Finding large devious primes

The issue with using Chernick's expression $(6k+1)(12k+1)(18k+1)$ and its generalisations is that the number is always congruent to 1 mod 3 so that twice the number plus one is divisible by and hence not prime. All is not lost however and the methods of Loh and Niebur "A new algorithm for constructing large Carmichael numbers" (which inspired the famous Alford, Granville and Pomerance "There are infinitely many Carmichael numbers" result) can be used to produce large Carmichael numbers that are 2 mod 3 and that have many factors (making them suitable for your devious application).

Taking our cue from Loh and Niebur's Algorithm C (p. 285) we add small extra conditions:

1. Choose a product of prime powers $\Lambda\leftarrow 2^{h_1}q_2^{h_2}\cdots q_r^{h_r}$ where the $h_i$ are all positive and none of the $q_i$ are 3. (The construction works best if the $q_i$ are small primes, so taking $q_2=5$, $q_3=7$ and so on is a good choice).
2. Test all $p(\alpha_1,\ldots,\alpha_r)\leftarrow 2^{\alpha_1}q_2^{\alpha_2}\cdots q_r^{\alpha_r}+1$ with $0\le \alpha_i\le h_i$ for primality.

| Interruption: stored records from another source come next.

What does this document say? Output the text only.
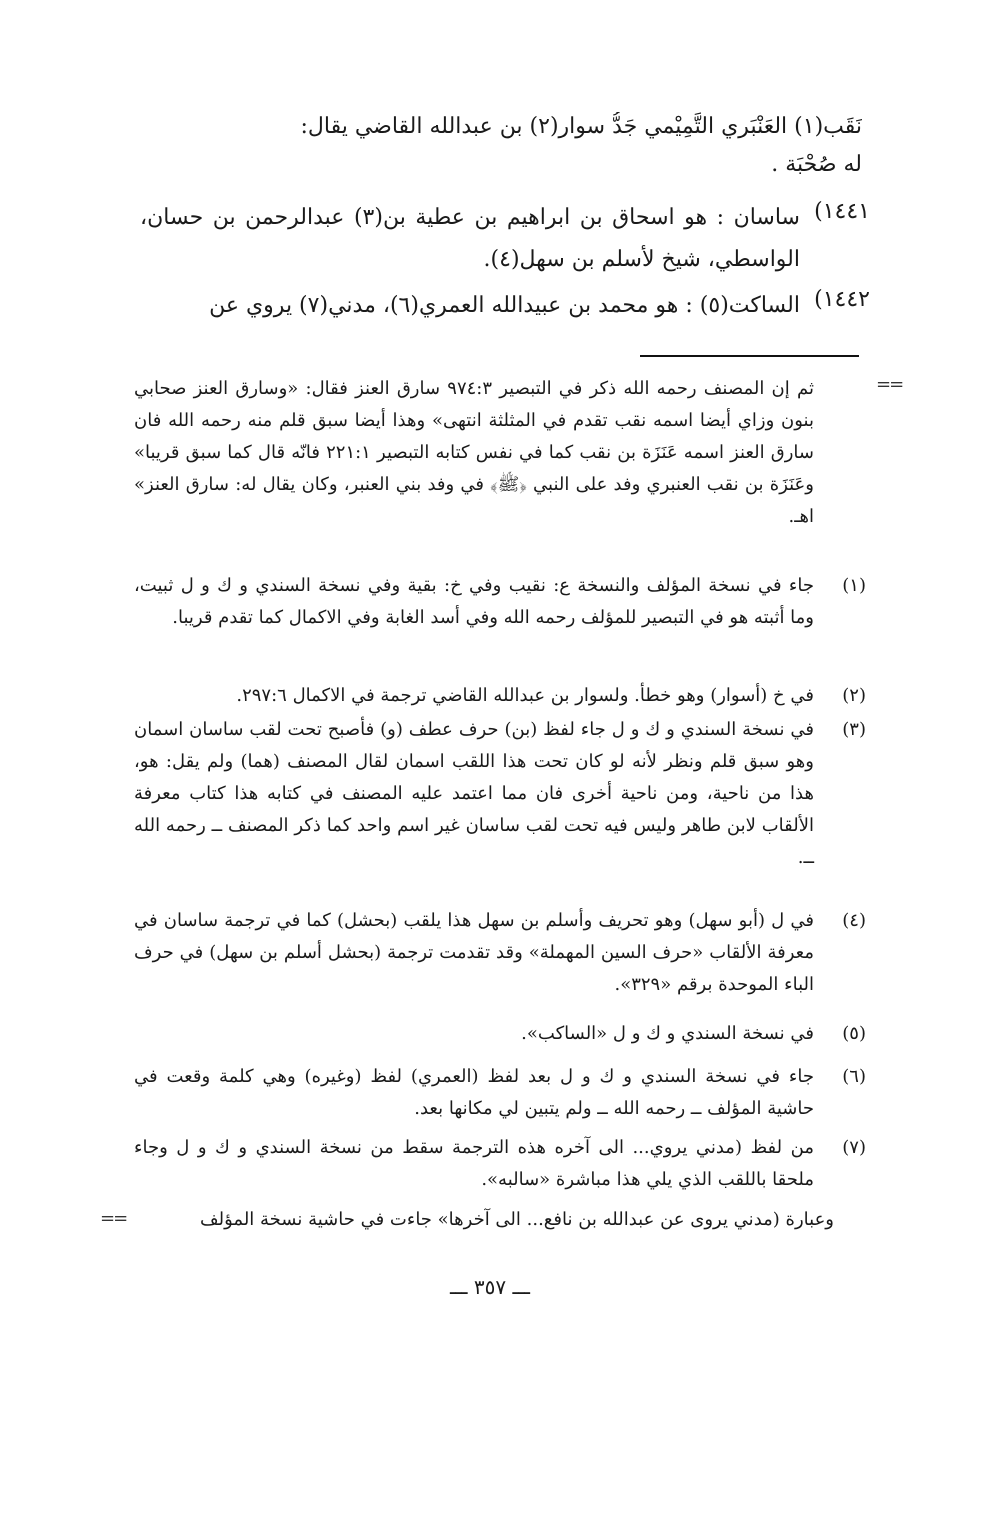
نَقَب(١) العَنْبَري التَّمِيْمي جَدُّ سوار(٢) بن عبدالله القاضي يقال:
له صُحْبَة .
١٤٤١)
ساسان : هو اسحاق بن ابراهيم بن عطية بن(٣) عبدالرحمن بن حسان، الواسطي، شيخ لأسلم بن سهل(٤).
١٤٤٢)
الساكت(٥) : هو محمد بن عبيدالله العمري(٦)، مدني(٧) يروي عن
==
ثم إن المصنف رحمه الله ذكر في التبصير ٩٧٤:٣ سارق العنز فقال: «وسارق العنز صحابي بنون وزاي أيضا اسمه نقب تقدم في المثلثة انتهى» وهذا أيضا سبق قلم منه رحمه الله فان سارق العنز اسمه عَنَزَة بن نقب كما في نفس كتابه التبصير ٢٢١:١ فانّه قال كما سبق قريبا» وعَنَزَة بن نقب العنبري وفد على النبي ﴿ﷺ﴾ في وفد بني العنبر، وكان يقال له: سارق العنز» اهـ.
(١)
جاء في نسخة المؤلف والنسخة ع: نقيب وفي خ: بقية وفي نسخة السندي و ك و ل ثبيت، وما أثبته هو في التبصير للمؤلف رحمه الله وفي أسد الغابة وفي الاكمال كما تقدم قريبا.
(٢)
في خ (أسوار) وهو خطأ. ولسوار بن عبدالله القاضي ترجمة في الاكمال ٢٩٧:٦.
(٣)
في نسخة السندي و ك و ل جاء لفظ (بن) حرف عطف (و) فأصبح تحت لقب ساسان اسمان وهو سبق قلم ونظر لأنه لو كان تحت هذا اللقب اسمان لقال المصنف (هما) ولم يقل: هو، هذا من ناحية، ومن ناحية أخرى فان مما اعتمد عليه المصنف في كتابه هذا كتاب معرفة الألقاب لابن طاهر وليس فيه تحت لقب ساسان غير اسم واحد كما ذكر المصنف ــ رحمه الله ــ.
(٤)
في ل (أبو سهل) وهو تحريف وأسلم بن سهل هذا يلقب (بحشل) كما في ترجمة ساسان في معرفة الألقاب «حرف السين المهملة» وقد تقدمت ترجمة (بحشل أسلم بن سهل) في حرف الباء الموحدة برقم «٣٢٩».
(٥)
في نسخة السندي و ك و ل «الساكب».
(٦)
جاء في نسخة السندي و ك و ل بعد لفظ (العمري) لفظ (وغيره) وهي كلمة وقعت في حاشية المؤلف ــ رحمه الله ــ ولم يتبين لي مكانها بعد.
(٧)
من لفظ (مدني يروي... الى آخره هذه الترجمة سقط من نسخة السندي و ك و ل وجاء ملحقا باللقب الذي يلي هذا مباشرة «سالبه».
وعبارة (مدني يروى عن عبدالله بن نافع... الى آخرها» جاءت في حاشية نسخة المؤلف
==
ـــ ٣٥٧ ـــ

Collecting successful values into a set $\mathcal S$ (omitting $\Lambda+1$). You may wish to omit the prime 3 in case having a putative prime divisible by 3 is a bit obvious or because it's a likely choice for a base for a Fermat test.
3. Compute $\prod_{p\in\mathcal S}\pmod\Lambda$ and call this residue $s$.
4. Test subsets $\mathcal T\subset\mathcal S$ whose cardinality has different parity to $\mathcal S$ until we find a subset such that $\prod_{p\in\mathcal T}p\equiv s\pmod\Lambda$
5. Set $N=\prod_{p\in\mathcal S\backslash\mathcal T}p$. This will be a Carmichael number, it will have an odd number of prime factors and will be congruent to 2 mod 3.

There should be enough variety in the choices of $\mathcal T$ to get a Carmichael number of an appropriate size. You can then multiply by two and add one. As the resulting number is congruent to $3\pmod\Lambda$, it will not be divisible by any prime dividing $\Lambda$ and has a much better than average chance of being prime (which is nice).